Pale and trembling, he now followed Polycarpe to the low, black, sinister-looking building then situated close by St. Michael's bridge, on the right bank of the Seine. [Footnote 131] Many persons were going in and out of the horrible place, some seeking missing friends; others, and the greater number, urged on by a depraved curiosity and love of excitement.

[Footnote 131: It has since been pulled down, and rebuilt more handsomely behind the cathedral of Notre Dame.]

The two boys entered; Polycarpe noisily, and with an air of busy importance that would have been ludicrous under any other circumstances; Marcel sick and faint with anxiety and fear; and awful indeed was the interior of that house of death. At one end of the stone-floored room in which they found themselves was an iron grating, behind which, on marble slabs, were laid out the perfectly naked forms of the unknown dead, victims of accident or of violence. The bloated body of a drowned man, whose starting eyes first caught the scared glance of the shuddering child, made him start with horror and surprise. He had often thought, from all he had heard, that the sights to be seen in the Morgue must be dreadful, but the reality surpassed all his imaginings. He closed his eyes, but opened them an instant after to take a look at the corpse of a woman, whose blood-clotted hair and battered features showed but too plainly that the wretched creature had been the victim of some foul crime.

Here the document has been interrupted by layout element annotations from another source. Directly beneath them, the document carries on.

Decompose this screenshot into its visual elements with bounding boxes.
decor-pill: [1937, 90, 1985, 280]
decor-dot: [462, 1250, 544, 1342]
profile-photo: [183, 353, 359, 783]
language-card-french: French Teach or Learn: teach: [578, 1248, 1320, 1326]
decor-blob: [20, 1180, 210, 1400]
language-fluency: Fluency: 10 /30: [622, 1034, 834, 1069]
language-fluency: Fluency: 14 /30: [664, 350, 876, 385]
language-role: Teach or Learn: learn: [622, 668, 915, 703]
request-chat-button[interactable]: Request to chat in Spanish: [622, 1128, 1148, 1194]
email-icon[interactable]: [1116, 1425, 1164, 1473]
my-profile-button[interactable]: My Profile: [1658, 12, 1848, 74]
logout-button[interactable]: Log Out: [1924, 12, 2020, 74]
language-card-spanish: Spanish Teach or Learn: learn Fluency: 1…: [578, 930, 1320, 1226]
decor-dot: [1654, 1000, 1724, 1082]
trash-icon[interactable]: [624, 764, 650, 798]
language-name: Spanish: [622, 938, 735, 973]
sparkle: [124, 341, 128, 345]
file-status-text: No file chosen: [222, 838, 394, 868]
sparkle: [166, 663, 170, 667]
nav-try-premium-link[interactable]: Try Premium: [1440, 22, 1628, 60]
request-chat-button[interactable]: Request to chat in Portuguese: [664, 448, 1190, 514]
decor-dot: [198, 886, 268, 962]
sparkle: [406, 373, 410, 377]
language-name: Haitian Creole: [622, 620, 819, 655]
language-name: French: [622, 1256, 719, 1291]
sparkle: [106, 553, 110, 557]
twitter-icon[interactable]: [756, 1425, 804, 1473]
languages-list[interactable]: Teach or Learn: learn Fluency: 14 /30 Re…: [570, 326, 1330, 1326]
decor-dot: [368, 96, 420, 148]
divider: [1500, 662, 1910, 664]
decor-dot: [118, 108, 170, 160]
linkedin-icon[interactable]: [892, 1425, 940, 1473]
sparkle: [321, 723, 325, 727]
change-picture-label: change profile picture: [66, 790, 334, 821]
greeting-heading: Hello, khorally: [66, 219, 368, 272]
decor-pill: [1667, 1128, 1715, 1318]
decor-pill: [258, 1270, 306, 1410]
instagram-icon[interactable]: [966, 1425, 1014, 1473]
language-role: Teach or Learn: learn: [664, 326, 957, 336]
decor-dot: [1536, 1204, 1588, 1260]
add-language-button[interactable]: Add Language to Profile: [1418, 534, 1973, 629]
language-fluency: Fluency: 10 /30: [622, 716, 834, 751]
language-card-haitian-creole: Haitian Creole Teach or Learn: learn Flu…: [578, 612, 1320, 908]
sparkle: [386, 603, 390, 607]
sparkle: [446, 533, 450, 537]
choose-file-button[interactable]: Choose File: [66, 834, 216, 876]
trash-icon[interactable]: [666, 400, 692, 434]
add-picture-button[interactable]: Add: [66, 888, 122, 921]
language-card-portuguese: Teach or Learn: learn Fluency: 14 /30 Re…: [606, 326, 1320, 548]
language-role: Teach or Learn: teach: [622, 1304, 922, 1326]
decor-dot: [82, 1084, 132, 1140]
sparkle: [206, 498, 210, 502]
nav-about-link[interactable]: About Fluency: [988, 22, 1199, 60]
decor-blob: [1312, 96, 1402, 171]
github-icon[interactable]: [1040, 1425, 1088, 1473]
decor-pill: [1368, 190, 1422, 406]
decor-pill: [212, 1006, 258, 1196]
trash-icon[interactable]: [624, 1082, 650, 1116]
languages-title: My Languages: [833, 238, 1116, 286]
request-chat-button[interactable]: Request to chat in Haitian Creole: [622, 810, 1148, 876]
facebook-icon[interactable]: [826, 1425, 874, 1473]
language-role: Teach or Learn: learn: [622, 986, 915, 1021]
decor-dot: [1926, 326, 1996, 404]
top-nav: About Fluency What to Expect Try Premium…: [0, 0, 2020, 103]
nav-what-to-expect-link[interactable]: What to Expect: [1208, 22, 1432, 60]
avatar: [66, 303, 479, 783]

"'Tis she!" cried Polycarpe. But Marcel could bear no more; the child's nerves and heart had been tried to the uttermost, and he fell insensible on the cold, damp floor. Polycarpe and two or three bystanders dragged him out of the building, and, getting some water from the river, soon brought him to again, but very shaky and weak.

Polycarpe Poquet was a regular scamp, an idle beggar, a street-thief; nevertheless very gently and lovingly did he help his friend on his legs again, and very softly did he speak to him as they walked slowly away from that horrible place. "Come in here, old fellow," said he, when they arrived before the door on the second landing. "Mother wants to see you," he added, as he perceived that Marcel hesitated.

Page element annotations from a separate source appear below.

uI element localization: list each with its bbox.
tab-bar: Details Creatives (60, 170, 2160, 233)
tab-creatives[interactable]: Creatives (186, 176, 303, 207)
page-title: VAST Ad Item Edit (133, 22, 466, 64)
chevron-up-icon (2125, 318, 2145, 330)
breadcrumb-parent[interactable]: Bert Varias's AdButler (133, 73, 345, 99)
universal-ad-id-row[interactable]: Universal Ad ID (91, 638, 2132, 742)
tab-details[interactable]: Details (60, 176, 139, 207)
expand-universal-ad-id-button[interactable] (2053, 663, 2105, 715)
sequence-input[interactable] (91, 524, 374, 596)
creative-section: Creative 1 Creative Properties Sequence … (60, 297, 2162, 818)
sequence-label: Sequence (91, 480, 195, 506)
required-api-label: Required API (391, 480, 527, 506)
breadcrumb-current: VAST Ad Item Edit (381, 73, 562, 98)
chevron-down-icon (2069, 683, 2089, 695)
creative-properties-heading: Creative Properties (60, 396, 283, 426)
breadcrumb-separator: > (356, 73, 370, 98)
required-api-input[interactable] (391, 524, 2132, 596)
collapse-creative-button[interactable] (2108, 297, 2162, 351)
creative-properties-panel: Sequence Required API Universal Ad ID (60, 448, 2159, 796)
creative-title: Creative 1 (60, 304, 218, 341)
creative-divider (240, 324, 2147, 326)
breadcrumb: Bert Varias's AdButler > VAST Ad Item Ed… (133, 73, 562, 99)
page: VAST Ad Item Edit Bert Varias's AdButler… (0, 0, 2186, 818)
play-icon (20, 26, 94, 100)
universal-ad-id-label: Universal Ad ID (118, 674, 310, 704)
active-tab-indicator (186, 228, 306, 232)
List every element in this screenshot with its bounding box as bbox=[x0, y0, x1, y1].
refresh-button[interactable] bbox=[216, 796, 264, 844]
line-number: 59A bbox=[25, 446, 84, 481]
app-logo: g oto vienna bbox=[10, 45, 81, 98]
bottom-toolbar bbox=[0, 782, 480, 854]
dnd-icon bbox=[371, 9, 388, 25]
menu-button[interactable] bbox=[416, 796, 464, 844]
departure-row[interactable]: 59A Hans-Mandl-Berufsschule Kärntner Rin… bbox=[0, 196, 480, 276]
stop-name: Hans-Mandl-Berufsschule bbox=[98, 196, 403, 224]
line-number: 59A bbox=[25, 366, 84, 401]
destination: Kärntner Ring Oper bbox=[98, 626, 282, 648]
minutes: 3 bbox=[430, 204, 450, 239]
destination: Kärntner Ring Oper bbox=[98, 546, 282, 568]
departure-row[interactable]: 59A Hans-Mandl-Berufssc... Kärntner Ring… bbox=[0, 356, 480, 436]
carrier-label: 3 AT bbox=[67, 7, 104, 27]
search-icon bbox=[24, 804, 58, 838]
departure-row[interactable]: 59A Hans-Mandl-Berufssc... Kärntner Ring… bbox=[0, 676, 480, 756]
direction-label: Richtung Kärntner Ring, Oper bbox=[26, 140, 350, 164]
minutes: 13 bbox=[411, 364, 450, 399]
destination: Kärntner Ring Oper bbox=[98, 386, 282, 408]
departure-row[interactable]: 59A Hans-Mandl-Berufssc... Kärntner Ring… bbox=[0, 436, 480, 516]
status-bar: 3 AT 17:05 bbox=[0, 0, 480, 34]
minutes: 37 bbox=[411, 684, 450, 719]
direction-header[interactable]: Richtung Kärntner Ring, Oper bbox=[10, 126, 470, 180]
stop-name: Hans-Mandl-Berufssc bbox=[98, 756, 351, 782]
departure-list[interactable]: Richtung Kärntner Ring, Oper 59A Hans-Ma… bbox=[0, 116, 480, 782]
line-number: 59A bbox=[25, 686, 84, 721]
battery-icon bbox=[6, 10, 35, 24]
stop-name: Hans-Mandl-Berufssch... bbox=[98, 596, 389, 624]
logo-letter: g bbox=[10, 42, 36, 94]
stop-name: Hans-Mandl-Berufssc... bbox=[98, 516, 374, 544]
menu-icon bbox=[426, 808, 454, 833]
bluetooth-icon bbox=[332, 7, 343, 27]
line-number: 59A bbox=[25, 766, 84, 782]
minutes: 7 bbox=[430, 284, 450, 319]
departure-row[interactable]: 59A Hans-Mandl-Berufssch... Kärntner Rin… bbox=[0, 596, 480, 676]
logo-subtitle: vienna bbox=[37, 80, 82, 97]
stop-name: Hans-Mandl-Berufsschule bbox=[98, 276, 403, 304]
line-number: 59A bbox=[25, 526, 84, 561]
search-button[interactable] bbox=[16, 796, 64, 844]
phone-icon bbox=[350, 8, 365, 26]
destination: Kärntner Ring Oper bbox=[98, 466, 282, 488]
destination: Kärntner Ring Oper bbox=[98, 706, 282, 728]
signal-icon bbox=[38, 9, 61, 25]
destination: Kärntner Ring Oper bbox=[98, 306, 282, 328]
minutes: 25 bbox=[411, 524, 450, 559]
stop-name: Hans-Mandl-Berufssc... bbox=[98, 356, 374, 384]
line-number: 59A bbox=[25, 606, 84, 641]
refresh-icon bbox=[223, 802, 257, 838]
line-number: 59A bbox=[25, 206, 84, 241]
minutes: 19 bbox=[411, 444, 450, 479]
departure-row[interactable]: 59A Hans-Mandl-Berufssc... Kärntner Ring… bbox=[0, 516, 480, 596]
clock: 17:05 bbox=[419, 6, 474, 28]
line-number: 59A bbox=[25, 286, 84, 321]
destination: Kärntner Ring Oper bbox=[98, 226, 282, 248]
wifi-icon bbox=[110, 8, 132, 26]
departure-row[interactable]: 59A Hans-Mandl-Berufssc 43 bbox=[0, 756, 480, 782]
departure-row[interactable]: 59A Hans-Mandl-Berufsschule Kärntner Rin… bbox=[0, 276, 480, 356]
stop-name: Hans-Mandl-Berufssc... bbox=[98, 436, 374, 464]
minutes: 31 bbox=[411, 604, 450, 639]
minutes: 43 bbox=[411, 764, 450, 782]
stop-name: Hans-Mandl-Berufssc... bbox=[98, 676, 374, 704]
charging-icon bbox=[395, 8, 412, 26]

Madame Poquet and Loulou were both at home; for the charwoman was just then at liberty, her last mistress having been mean enough to lock up the charcoal and bread and butter, and various other useful items in housekeeping, and as Madame Poquet said to her neighbors, "After that evident want of confidence, she felt herself obliged to leave, especially as the wages were so low that without the perquisites the place was worth nothing!" She was a good-natured woman, notwithstanding her dishonesty, and received poor Marcel in a kind, motherly manner that contributed much to soothe and console him. "Now, you see, Marcel," said she, "you need not feel so bad; you shall come and live with us; there's room for four, and so there's room for five. I'm sure I always wanted to have you, for Madame Vautrin was not good to you—you know that she wasn't—everybody knows that she wasn't. Now, come, don't cry so; it shows that you've a good heart, but it is not reasonable, and I can't bear to hear you. I never could bear to hear any one cry. Come, courage, courage!" And the old thieving charwoman kissed the weeping boy tenderly, and then wiped her own overflowing eyes. He threw his arms around her neck and sobbed aloud, and the motherly old soul sobbed with him. "Come now," said she presently, and she placed him as she spoke on a chair by the table, "here's some good hot coffee and milk, and a piece of nice fresh bread. I got it ready for you half an hour ago. There, you and Polycarpe sit down and take your breakfast; that'll do you good, and comfort you."

And certainly the good meal did much to calm him, though perhaps the sympathy of Madame Poquet and her children did more.

And so it was settled; the landlord sold the few miserable sticks of furniture belonging to Pelagie Vautrin for the arrears of rent, and Marcel became one of the Poquet family.

As for the battered corpse lying on the marble slab in the Morgue, it was never reclaimed, but was hurriedly buried in the pauper grave that the state provides for the unknown dead. Yet it was a long time before the orphan whom Pelagie Vautrin had so cruelly ill-treated ceased to think of her, or shudder as he remembered her terrible death. It was an end, however, as we know, to be expected for one cursed with so wicked a temper and of such dissolute habits. Drunkenness, quarrels, blows, and death! It is a natural sequence!

Poor Marcel gained by the change; at least, his life was not so hard a one as it had been. He was no longer obliged to bring home a certain quantity of rags and old iron every day; he had no regular task set him. But Monsieur and Madame Poquet nevertheless fully expected him to pick up his own living and something more, in the same way as did their son Polycarpe.